Another reason is the so-called ‘Yarovaya law’ that was passed in 2016 in an attempt to ‘regulate counter-terror and public safety measures’. This law requires all Russian telecoms companies and ISPs to store detailed user communication records for six months and all connection metadata for three years, meaning details of everything you do online can be accessed by the government at any time.
The legislation also states that these companies are required to help intelligence agencies such as the FSB decode messages sent via encrypted services such as WhatsApp and Signal, which is a complete invasion of privacy and incredibly concerning. The only way to avoid this happening is to use a VPN so that all of your web traffic is sent over a secure, encrypted connection.
While VPNs are still technically legal in Russia, Putin introduced a list of ‘banned’ providers in November 2017 that is constantly being added to. They are very commonly used in the country but we’d advise you to be discreet about it, and it goes without saying that you shouldn’t attempt to access any content that would break copyright laws.
Since Putin began blacklisting VPNs that failed to conform with Russia’s internet policy in November 2017, it’s essential that the VPN you choose offers some kind of stealth protocol. This will provide additional layers of obfuscation on top of the usual VPN protocols (such as OpenVPN) in order to disguise your VPN traffic as normal web traffic and therefore make it harder for the censors to detect and block. This kind of information can often get lost on the provider websites so look to our top picks to call it out.

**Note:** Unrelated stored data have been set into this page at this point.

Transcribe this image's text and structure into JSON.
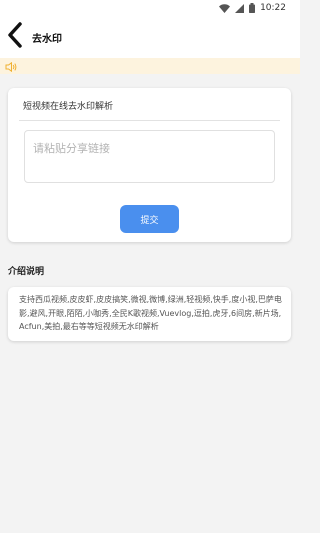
{
  "status_bar": {
    "time": "10:22"
  },
  "header": {
    "title": "去水印"
  },
  "parse_card": {
    "title": "短视频在线去水印解析",
    "input_placeholder": "请粘贴分享链接",
    "submit_label": "提交"
  },
  "intro": {
    "title": "介绍说明",
    "text": "支持西瓜视频,皮皮虾,皮皮搞笑,微视,微博,绿洲,轻视频,快手,度小视,巴萨电影,避风,开眼,陌陌,小咖秀,全民K歌视频,Vuevlog,逗拍,虎牙,6间房,新片场,Acfun,美拍,最右等等短视频无水印解析"
  },
  "colors": {
    "accent": "#4a8fee",
    "notice_bg": "#fdf3de",
    "notice_icon": "#f0b030"
  }
}
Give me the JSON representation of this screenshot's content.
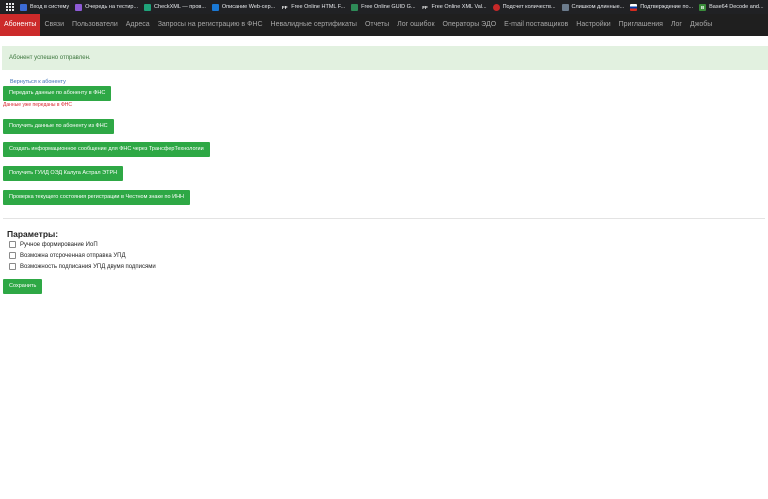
{
  "bookmarks": [
    {
      "label": "Вход в систему",
      "icon": "document-icon",
      "color": "#3b6bd6",
      "glyph": "▯"
    },
    {
      "label": "Очередь на тестир...",
      "icon": "visual-studio-icon",
      "color": "#8e5bd6",
      "glyph": "◣"
    },
    {
      "label": "CheckXML — пров...",
      "icon": "check-xml-icon",
      "color": "#1fa37a",
      "glyph": "✓"
    },
    {
      "label": "Описание Web-сер...",
      "icon": "azure-icon",
      "color": "#1a78d4",
      "glyph": "▶"
    },
    {
      "label": "Free Online HTML F...",
      "icon": "freeformatter-icon",
      "color": "#202124",
      "glyph": "FF"
    },
    {
      "label": "Free Online GUID G...",
      "icon": "guid-icon",
      "color": "#2e8b57",
      "glyph": "◆"
    },
    {
      "label": "Free Online XML Val...",
      "icon": "freeformatter-icon",
      "color": "#202124",
      "glyph": "FF"
    },
    {
      "label": "Подсчет количеств...",
      "icon": "counter-icon",
      "color": "#c62828",
      "glyph": "●"
    },
    {
      "label": "Слишком длинные...",
      "icon": "stackoverflow-icon",
      "color": "#6b7b8c",
      "glyph": "≡"
    },
    {
      "label": "Подтверждение по...",
      "icon": "russian-flag-icon",
      "color": "#d52b1e",
      "glyph": ""
    },
    {
      "label": "Base64 Decode and...",
      "icon": "base64-icon",
      "color": "#3a8c3a",
      "glyph": "B"
    }
  ],
  "nav": [
    "Абоненты",
    "Связи",
    "Пользователи",
    "Адреса",
    "Запросы на регистрацию в ФНС",
    "Невалидные сертификаты",
    "Отчеты",
    "Лог ошибок",
    "Операторы ЭДО",
    "E-mail поставщиков",
    "Настройки",
    "Приглашения",
    "Лог",
    "Джобы"
  ],
  "alert": "Абонент успешно отправлен.",
  "back_link": "Вернуться к абоненту",
  "buttons": {
    "send_fns": "Передать данные по абоненту в ФНС",
    "get_fns": "Получить данные по абоненту из ФНС",
    "create_info": "Создать информационное сообщение для ФНС через ТрансферТехнологии",
    "get_guid": "Получить ГУИД ОЭД Калуга Астрал ЭТРН",
    "check_status": "Проверка текущего состояния регистрации в Честном знаке по ИНН",
    "save": "Сохранить"
  },
  "sent_note": "Данные уже переданы в ФНС",
  "params": {
    "title": "Параметры:",
    "options": [
      "Ручное формирование ИоП",
      "Возможна отсроченная отправка УПД",
      "Возможность подписания УПД двумя подписями"
    ]
  },
  "colors": {
    "accent_active": "#cc2a2a",
    "button_green": "#2ea845",
    "alert_bg": "#e2f1e0",
    "error_red": "#d9282f"
  }
}
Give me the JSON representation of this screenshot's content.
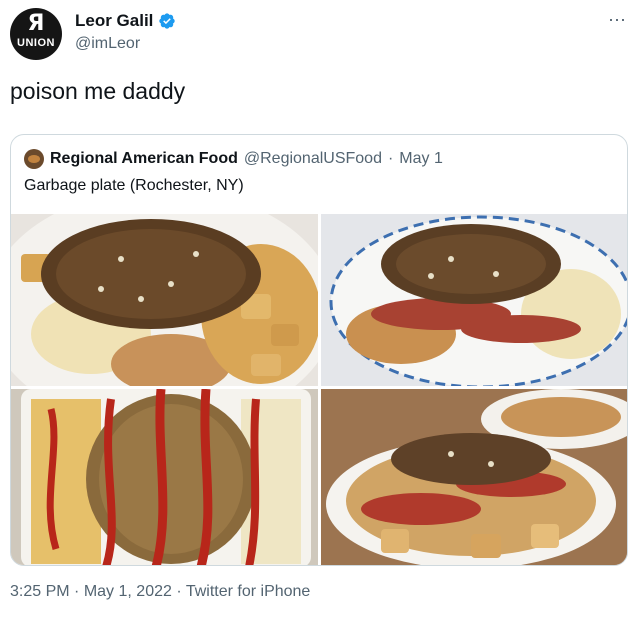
{
  "author": {
    "avatar_glyph": "Я",
    "avatar_word": "UNION",
    "name": "Leor Galil",
    "handle": "@imLeor",
    "verified_color": "#1d9bf0"
  },
  "more_icon": "⋯",
  "tweet_text": "poison me daddy",
  "quoted": {
    "name": "Regional American Food",
    "handle": "@RegionalUSFood",
    "separator": "·",
    "date": "May 1",
    "text": "Garbage plate (Rochester, NY)"
  },
  "footer": {
    "time": "3:25 PM",
    "dot1": "·",
    "date": "May 1, 2022",
    "dot2": "·",
    "source": "Twitter for iPhone"
  },
  "icons": {
    "verified": "verified-badge-icon",
    "more": "more-icon"
  }
}
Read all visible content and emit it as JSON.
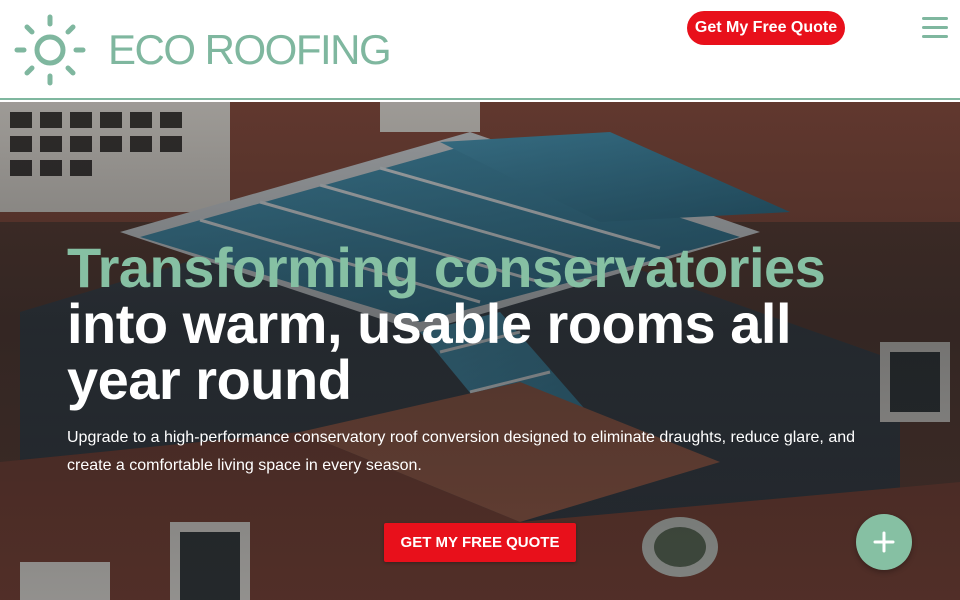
{
  "brand": {
    "name": "ECO ROOFING",
    "accent_color": "#7fb79f",
    "logo_icon": "sun-icon"
  },
  "header": {
    "cta_label": "Get My Free Quote",
    "menu_icon": "hamburger-menu-icon",
    "cta_color": "#e8101b"
  },
  "hero": {
    "background": "aerial photo of conservatory glass roof on brick house",
    "headline_accent": "Transforming conservatories",
    "headline_rest": "into warm, usable rooms all year round",
    "headline_accent_color": "#86c0a3",
    "subtext": "Upgrade to a high-performance conservatory roof conversion designed to eliminate draughts, reduce glare, and create a comfortable living space in every season.",
    "cta_label": "GET MY FREE QUOTE"
  },
  "fab": {
    "icon": "plus-icon"
  }
}
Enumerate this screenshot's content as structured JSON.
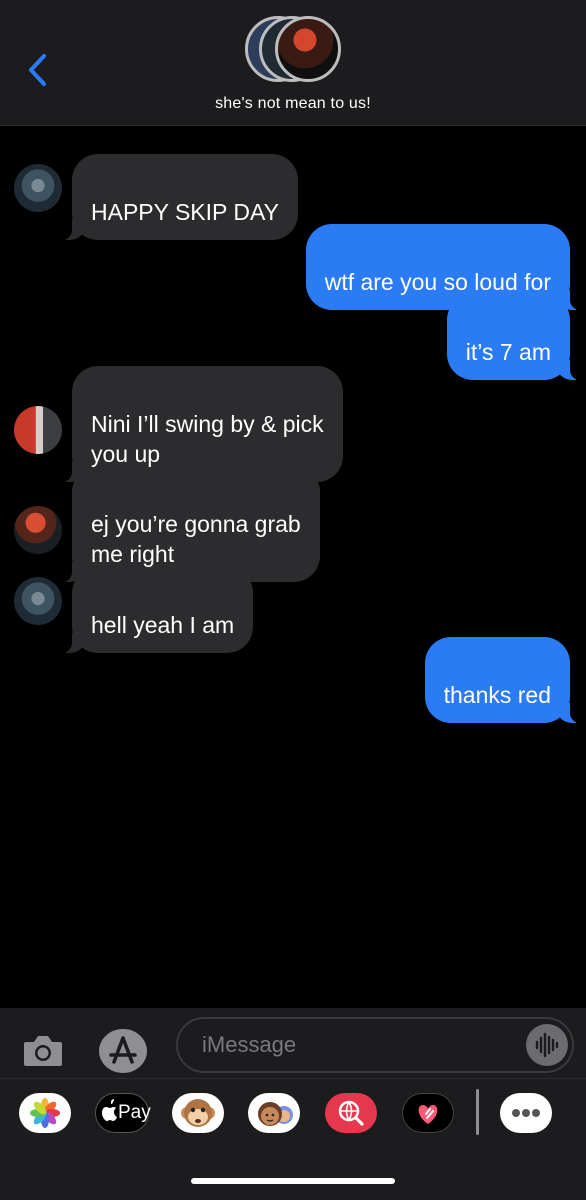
{
  "header": {
    "group_name": "she's not mean to us!",
    "back_icon": "chevron-left-icon"
  },
  "messages": [
    {
      "direction": "incoming",
      "sender_avatar": "avatar-a",
      "text": "HAPPY SKIP DAY"
    },
    {
      "direction": "outgoing",
      "text": "wtf are you so loud for"
    },
    {
      "direction": "outgoing",
      "text": "it’s 7 am"
    },
    {
      "direction": "incoming",
      "sender_avatar": "avatar-b",
      "text": "Nini I’ll swing by & pick\nyou up"
    },
    {
      "direction": "incoming",
      "sender_avatar": "avatar-c",
      "text": "ej you’re gonna grab\nme right"
    },
    {
      "direction": "incoming",
      "sender_avatar": "avatar-a",
      "text": "hell yeah I am"
    },
    {
      "direction": "outgoing",
      "text": "thanks red"
    }
  ],
  "composer": {
    "placeholder": "iMessage",
    "camera_icon": "camera-icon",
    "apps_icon": "app-store-icon",
    "audio_icon": "audio-waveform-icon"
  },
  "drawer": {
    "apps": [
      {
        "name": "photos-app-icon"
      },
      {
        "name": "apple-pay-app-icon",
        "label": "Pay"
      },
      {
        "name": "animoji-app-icon"
      },
      {
        "name": "memoji-stickers-app-icon"
      },
      {
        "name": "web-images-search-app-icon"
      },
      {
        "name": "digital-touch-app-icon"
      },
      {
        "name": "more-apps-icon"
      }
    ]
  },
  "colors": {
    "outgoing_bubble": "#2a7bf4",
    "incoming_bubble": "#2c2c2e",
    "accent": "#2a7bf4",
    "background": "#000000"
  }
}
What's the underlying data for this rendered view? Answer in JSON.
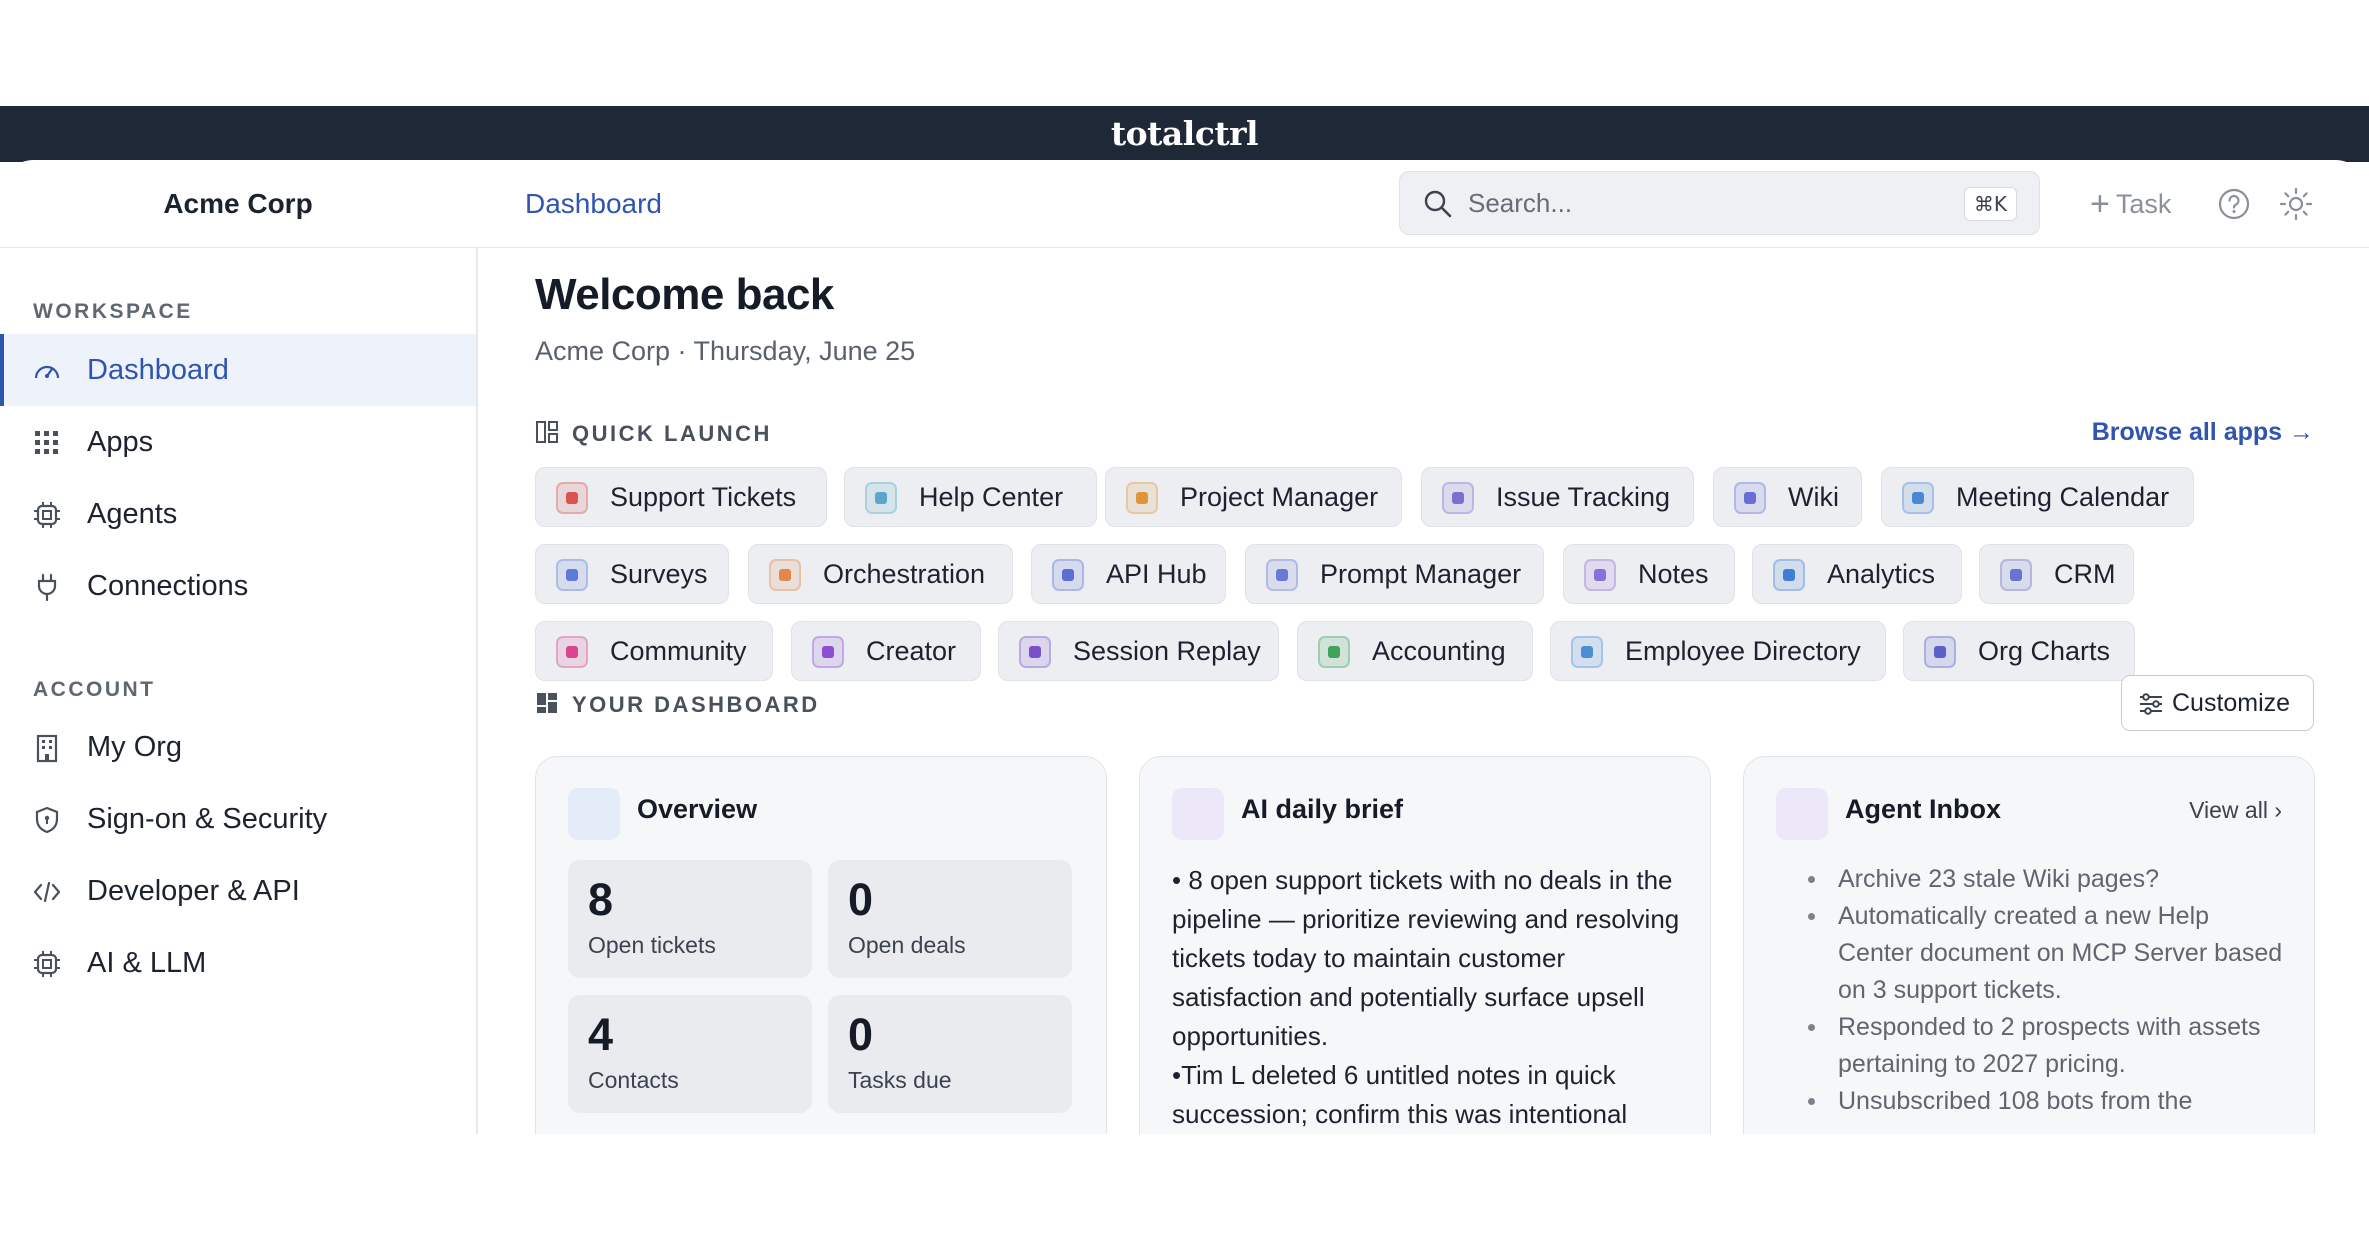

For the best possible performance, you need to connect to a VPN server close to your physical location. A higher number of servers usually means a lower chance of server congestion and therefore improved speeds but this isn’t necessarily always the case – check out the Speed & Reliability section of our reviews for more details. Look for server locations in Europe (particularly in the east) and west coast US for the best performance.
Before you choose a VPN, you need to make sure it’s going to allow you to access the websites and apps you use on a daily basis. Not all providers will work with popular streaming sites such as Netflix or BBC iPlayer, so we make sure we test them all on a regular basis and share the results in our VPN reviews.
The majority of VPN providers will offer custom apps for Windows, Mac and Linux machines as well as iOS and Android mobile devices. However, some services are also compatible with other internet-connected items such as routers, games consoles and streaming devices, such as the Amazon Fire Stick. If you’re looking to protect any devices outside of the main platforms, look to the Platforms & Devices section of our VPN reviews for more information.
If you choose a VPN with well-designed software that’s simple enough without lacking any advanced features, you’ll be far more likely to use it on a regular basis. We test each VPN app out to make sure it’s powerful but user-friendly enough for VPN newbies and experienced users alike, and share the results in the Ease of Use section of each provider review. We spend all day looking at these apps, so hopefully we know a thing or two!
If you want to protect your family’s devices as well as your own, you’ll need to look for a provider that offers a decent number of simultaneous connections. This can range anywhere from three up to ten, with some VPNs even supporting an unlimited number of connections.
Even the most expensive VPN plans are very affordable but it’s likely that you have a budget in mind. Annual plans (12 months or more) typically offer the best value for money and you can reduce the risk of buyer’s remorse by opting for a VPN with a generous refund period – the best ones are 30 days and so-called ‘no questions asked’. These types of guarantees are much more common than traditional free trials but are essentially the same thing, especially if you opt for one that’s ‘risk-free’.